Actions are dispatched from a component to fire a reducer that modifies or updates the state. Just like events are bubbled from child element to parent element in JavaScript, action bubbling can find a use case when a child component fires an action to modify a state and you need to do the same with the parent component to use that modified state. However, when you break down this use case, it seems that the relevant information is what actually needs to bubble through your component tree in a bottom-up manner rather than the action itself. Consider the following component subtree in a React-Redux app.
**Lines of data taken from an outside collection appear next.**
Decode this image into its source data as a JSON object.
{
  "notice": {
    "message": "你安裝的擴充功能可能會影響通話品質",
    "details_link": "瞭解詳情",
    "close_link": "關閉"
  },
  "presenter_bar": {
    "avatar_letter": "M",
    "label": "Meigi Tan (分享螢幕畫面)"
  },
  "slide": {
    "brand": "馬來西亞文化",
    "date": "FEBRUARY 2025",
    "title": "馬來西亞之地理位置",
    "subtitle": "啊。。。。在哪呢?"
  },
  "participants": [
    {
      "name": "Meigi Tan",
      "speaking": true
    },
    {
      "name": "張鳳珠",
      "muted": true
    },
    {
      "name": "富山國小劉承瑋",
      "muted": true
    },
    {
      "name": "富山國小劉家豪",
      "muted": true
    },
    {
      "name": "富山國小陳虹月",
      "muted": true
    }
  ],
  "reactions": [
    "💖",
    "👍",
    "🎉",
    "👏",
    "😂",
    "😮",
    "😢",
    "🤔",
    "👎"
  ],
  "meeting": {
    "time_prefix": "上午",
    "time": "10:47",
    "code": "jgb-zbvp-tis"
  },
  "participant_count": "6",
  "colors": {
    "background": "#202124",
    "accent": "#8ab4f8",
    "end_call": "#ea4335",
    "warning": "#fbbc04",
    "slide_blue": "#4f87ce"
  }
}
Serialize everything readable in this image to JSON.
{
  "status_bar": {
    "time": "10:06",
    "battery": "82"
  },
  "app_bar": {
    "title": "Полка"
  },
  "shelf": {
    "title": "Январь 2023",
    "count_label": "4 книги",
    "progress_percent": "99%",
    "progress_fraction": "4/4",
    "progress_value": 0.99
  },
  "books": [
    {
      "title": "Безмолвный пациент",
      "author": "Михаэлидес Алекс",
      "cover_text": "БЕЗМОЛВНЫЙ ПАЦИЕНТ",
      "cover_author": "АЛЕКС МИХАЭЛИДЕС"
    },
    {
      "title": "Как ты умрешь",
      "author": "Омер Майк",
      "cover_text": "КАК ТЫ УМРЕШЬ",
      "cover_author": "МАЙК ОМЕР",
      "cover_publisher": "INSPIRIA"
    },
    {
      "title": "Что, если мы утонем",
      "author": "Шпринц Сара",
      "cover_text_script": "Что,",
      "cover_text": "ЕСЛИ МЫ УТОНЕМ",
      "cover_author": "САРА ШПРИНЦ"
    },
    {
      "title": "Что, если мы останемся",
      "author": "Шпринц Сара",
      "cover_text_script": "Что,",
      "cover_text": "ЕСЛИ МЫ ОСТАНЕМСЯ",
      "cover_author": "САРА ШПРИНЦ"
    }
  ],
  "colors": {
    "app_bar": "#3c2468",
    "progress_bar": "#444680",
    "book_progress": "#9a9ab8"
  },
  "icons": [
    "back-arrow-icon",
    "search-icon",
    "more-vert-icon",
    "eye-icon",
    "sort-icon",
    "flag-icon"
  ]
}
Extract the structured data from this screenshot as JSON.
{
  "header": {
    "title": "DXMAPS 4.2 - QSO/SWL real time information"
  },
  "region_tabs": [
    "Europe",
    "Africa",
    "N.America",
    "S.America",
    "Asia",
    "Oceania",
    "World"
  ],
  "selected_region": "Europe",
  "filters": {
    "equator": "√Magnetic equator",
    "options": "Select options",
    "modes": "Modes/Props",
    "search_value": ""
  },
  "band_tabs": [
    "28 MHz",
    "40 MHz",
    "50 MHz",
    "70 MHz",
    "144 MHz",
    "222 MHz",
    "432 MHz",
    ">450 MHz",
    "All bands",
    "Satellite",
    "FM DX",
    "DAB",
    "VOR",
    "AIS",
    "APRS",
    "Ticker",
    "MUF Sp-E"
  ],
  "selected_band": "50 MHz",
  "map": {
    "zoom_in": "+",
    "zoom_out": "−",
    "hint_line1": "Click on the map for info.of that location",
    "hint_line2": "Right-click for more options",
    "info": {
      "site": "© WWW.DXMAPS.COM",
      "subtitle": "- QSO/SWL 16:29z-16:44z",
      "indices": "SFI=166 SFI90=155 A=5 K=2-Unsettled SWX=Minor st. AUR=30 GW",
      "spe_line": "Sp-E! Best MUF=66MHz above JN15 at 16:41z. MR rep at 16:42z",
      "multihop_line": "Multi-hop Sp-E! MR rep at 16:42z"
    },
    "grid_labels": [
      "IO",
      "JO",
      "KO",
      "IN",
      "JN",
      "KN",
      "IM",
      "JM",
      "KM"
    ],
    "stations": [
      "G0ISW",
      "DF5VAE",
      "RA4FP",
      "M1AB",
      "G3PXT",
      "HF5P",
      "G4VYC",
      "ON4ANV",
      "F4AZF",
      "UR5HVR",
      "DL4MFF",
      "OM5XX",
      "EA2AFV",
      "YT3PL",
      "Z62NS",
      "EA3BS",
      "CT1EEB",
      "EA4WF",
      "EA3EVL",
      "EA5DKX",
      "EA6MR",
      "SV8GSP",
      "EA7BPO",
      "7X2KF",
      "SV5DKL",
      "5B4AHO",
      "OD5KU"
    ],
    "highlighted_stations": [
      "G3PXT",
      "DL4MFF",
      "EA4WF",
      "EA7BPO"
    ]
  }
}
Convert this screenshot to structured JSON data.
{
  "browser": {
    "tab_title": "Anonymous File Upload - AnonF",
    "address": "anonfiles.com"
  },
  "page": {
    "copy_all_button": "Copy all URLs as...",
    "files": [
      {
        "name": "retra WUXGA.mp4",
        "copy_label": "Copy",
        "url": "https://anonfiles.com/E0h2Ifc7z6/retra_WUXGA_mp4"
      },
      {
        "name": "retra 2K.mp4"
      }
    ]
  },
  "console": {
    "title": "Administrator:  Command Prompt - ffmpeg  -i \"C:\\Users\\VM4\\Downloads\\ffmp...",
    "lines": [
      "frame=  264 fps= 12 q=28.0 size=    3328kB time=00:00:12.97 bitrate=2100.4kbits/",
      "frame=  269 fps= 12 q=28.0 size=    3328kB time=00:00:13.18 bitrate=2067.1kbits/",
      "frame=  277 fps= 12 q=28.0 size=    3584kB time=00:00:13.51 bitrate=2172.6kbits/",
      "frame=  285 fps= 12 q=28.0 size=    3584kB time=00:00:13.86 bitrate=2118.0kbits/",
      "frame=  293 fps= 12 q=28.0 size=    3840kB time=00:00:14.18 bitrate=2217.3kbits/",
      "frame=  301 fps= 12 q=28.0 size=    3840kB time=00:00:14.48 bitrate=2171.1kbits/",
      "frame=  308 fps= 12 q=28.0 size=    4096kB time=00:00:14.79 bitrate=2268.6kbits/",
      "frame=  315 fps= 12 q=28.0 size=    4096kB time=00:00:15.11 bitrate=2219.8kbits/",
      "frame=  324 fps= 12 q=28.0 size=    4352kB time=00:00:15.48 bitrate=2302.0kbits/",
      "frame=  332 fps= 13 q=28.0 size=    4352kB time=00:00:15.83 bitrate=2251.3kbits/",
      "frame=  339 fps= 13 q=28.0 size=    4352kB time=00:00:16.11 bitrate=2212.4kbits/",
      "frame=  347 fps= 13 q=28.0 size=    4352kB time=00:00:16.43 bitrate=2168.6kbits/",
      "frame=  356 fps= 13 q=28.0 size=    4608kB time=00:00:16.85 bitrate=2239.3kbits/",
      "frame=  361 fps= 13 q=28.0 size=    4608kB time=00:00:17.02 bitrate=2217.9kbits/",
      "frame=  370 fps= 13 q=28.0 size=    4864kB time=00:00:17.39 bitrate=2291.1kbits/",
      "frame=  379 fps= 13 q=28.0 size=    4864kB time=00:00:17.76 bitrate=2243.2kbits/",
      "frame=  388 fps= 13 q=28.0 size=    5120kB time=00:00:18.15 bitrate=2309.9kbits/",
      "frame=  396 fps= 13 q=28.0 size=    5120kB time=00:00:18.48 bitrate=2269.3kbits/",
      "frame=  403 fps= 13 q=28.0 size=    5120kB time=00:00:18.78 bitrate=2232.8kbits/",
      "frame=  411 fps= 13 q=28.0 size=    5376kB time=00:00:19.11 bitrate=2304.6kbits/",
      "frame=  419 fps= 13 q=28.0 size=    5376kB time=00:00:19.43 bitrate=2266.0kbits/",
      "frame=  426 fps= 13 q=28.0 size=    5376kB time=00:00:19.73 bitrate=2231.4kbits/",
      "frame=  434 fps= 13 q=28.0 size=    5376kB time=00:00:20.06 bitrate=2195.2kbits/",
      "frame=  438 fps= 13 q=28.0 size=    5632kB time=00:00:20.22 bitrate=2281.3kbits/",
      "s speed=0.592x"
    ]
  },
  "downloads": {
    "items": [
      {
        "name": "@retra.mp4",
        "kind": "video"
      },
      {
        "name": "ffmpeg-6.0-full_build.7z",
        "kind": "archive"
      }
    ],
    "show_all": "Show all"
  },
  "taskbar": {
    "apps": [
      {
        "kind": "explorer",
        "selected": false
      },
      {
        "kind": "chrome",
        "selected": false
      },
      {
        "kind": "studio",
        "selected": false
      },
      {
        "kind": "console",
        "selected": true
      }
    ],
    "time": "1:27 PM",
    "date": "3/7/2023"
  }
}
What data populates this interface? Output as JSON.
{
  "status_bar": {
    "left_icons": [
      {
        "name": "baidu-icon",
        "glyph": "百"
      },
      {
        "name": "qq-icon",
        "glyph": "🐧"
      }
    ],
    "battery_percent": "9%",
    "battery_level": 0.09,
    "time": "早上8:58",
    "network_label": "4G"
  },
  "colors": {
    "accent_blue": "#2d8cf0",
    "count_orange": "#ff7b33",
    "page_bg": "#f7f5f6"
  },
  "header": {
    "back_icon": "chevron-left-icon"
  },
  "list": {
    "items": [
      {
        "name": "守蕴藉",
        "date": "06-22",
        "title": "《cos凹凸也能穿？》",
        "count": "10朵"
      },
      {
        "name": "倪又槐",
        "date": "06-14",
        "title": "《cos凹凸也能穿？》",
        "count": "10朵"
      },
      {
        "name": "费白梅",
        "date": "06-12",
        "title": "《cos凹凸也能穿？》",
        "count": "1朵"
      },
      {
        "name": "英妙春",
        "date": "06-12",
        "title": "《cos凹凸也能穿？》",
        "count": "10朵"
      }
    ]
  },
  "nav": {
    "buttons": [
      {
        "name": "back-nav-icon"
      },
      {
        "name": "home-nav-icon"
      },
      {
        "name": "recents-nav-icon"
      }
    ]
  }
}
      export const ParentComponent =()=>{
	return(
		<ChildComponent/>
	)
}
    

The component tree is composed of two components, a ParentComponent and a ChildComponent rendered inside the ParentComponent. If the ChildComponent on dispatching an action can modify the state, ParentComponent can use that modified state directly from your Redux store. It's important to note that the state referred to here is not props passed down to your child component. Dispatching actions to modify state in a global store, in essence, bubbles information through the tree, top-down fashion, bottom-up fashion, and so on. Thus you can implement action bubbling by bubbling information through actions and updating the global store where the modified state can be used by any component in the component tree.

Conclusion

It's important to note that polymorphism is already implemented in Redux reducers to some extent as a single reducer is meant to perform different tasks on the basis of the action passed. The example demonstrated here of creating a polymorphic reducer may not lead to a better approach for small apps having simple actions, and at times it may not be necessary at all. Similarly, as action bubbling is not native to Redux, using the global store to mimic that concept is much better than implementing it from scratch. The ideal implementation might direct away from Redux's own in-built methodology that gives you powerful abilities to write functional, clean, and structured code.